Ich kenne in meinem Freundeskreis leider zu viele Frauen, die Aufmerksamkeit einzig und alleine in materiellen Dingen messen. Zumal ich nie von Frauen höre, die mal ihrem Mann eine Kleinigkeit mitbringen und wenn man nachfragt wüssten sie nichtmal was ihr Mann mag. Wenn ein Mann sagt er habe keine Ahnung was seine Frau mag ist gleich Gewitterstimmung.

w/53
 
  • #24
Wow, ich mache mich zwar der Themen-Nekromantie schuldig, aber da ich diesen Beitrag gerade über Google gefunden habe (und er laut Google der neueste zu diesem Thema ist) kann ich mich nicht zurück halten:

1. Ich spreche hier aus persönlicher Erfahrung und aus der Erfahrung meines Vaters (bzw. was ich von dessen zweiter Ehe mitbekommen habe...die erste, mit meiner Mutter, wurde geschieden da war ich zu klein/jung um es wirklich mitzukriegen!)

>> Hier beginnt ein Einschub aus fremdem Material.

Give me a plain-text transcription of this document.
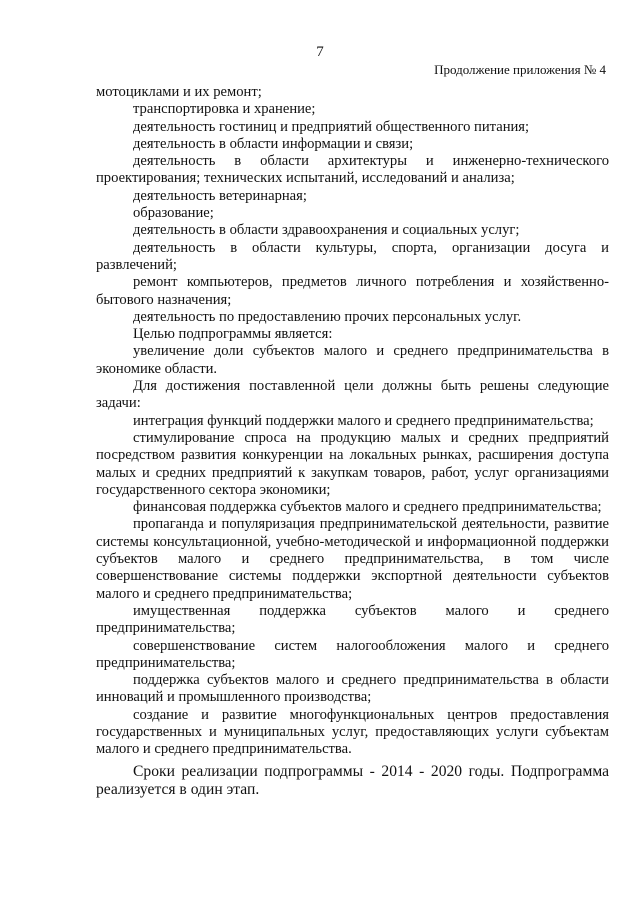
7
Продолжение приложения № 4

мотоциклами и их ремонт;

транспортировка и хранение;

деятельность гостиниц и предприятий общественного питания;

деятельность в области информации и связи;

деятельность в области архитектуры и инженерно-технического проектирования; технических испытаний, исследований и анализа;

деятельность ветеринарная;

образование;

деятельность в области здравоохранения и социальных услуг;

деятельность в области культуры, спорта, организации досуга и развлечений;

ремонт компьютеров, предметов личного потребления и хозяйственно-бытового назначения;

деятельность по предоставлению прочих персональных услуг.

Целью подпрограммы является:

увеличение доли субъектов малого и среднего предпринимательства в экономике области.

Для достижения поставленной цели должны быть решены следующие задачи:

интеграция функций поддержки малого и среднего предпринимательства;

стимулирование спроса на продукцию малых и средних предприятий посредством развития конкуренции на локальных рынках, расширения доступа малых и средних предприятий к закупкам товаров, работ, услуг организациями государственного сектора экономики;

финансовая поддержка субъектов малого и среднего предпринимательства;

пропаганда и популяризация предпринимательской деятельности, развитие системы консультационной, учебно-методической и информационной поддержки субъектов малого и среднего предпринимательства, в том числе совершенствование системы поддержки экспортной деятельности субъектов малого и среднего предпринимательства;

имущественная поддержка субъектов малого и среднего предпринимательства;

совершенствование систем налогообложения малого и среднего предпринимательства;

поддержка субъектов малого и среднего предпринимательства в области инноваций и промышленного производства;

создание и развитие многофункциональных центров предоставления государственных и муниципальных услуг, предоставляющих услуги субъектам малого и среднего предпринимательства.

Сроки реализации подпрограммы - 2014 - 2020 годы. Подпрограмма реализуется в один этап.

2. Ist ja schön wenn Frauen gerne kleine Aufmerksamkeiten lieben, aber:

a) Kommt so etwas selten zurück (d.h. der Mann gibt nur und kriegt selten etwas - nein ich rede jetzt nicht von Dingen wie daran denken das der Freund/Mann Schokolade (oder ähnliches!) mag und man diese doch beim Einkaufen mitnehmen kann (sowas machen schließlich auch die meisten Männer), sondern eher sich ein wenig Gedanken machen und von Blumen (Anmerkung: Halte ich für ein ziemlich blödes Geschenk weil sie kaum praktischen Nutzen haben - noch weniger wenn's Schnittblumen sind!) bis hin zu einem kleinen Schmuckstück oder einer Konzertkarte etwas kaufen das eben nicht im vorbeigehen "in den Wagen fällt" beim Einkaufen!)

b) Bevorzuge ich größere Geschenke z.B. zum Geburtstag, vor allem weil man dann auch praktische Dinge (nein: Nicht sowas wie einen Staubsauger oder ähnliches das dann auch leicht als Hinweis verstanden werden kann das man die Hausarbeit nicht gescheit macht oder sowas) schenken kann z.B. einen Tablet-Computer oder ein neues Smartphone etc....auch wenn man weniger betucht ist, weil man sich ja die ganzen kleinen Kinkerlitzchen gespart hat :)

c) Gehören hierzu auch immer 2...wenn solche Aufmerksamkeiten ausbleiben dann sollte man es schon ansprechen (außer man hat sich auf 2 b) geeinigt!), denn dann fühlt sich vielleicht der Partner nicht danach z.B. weil im Bett nichts mehr läuft und auch sonst keine Zärtlichkeiten mehr ausgetauscht werden? Das muss man dann klären finde ich!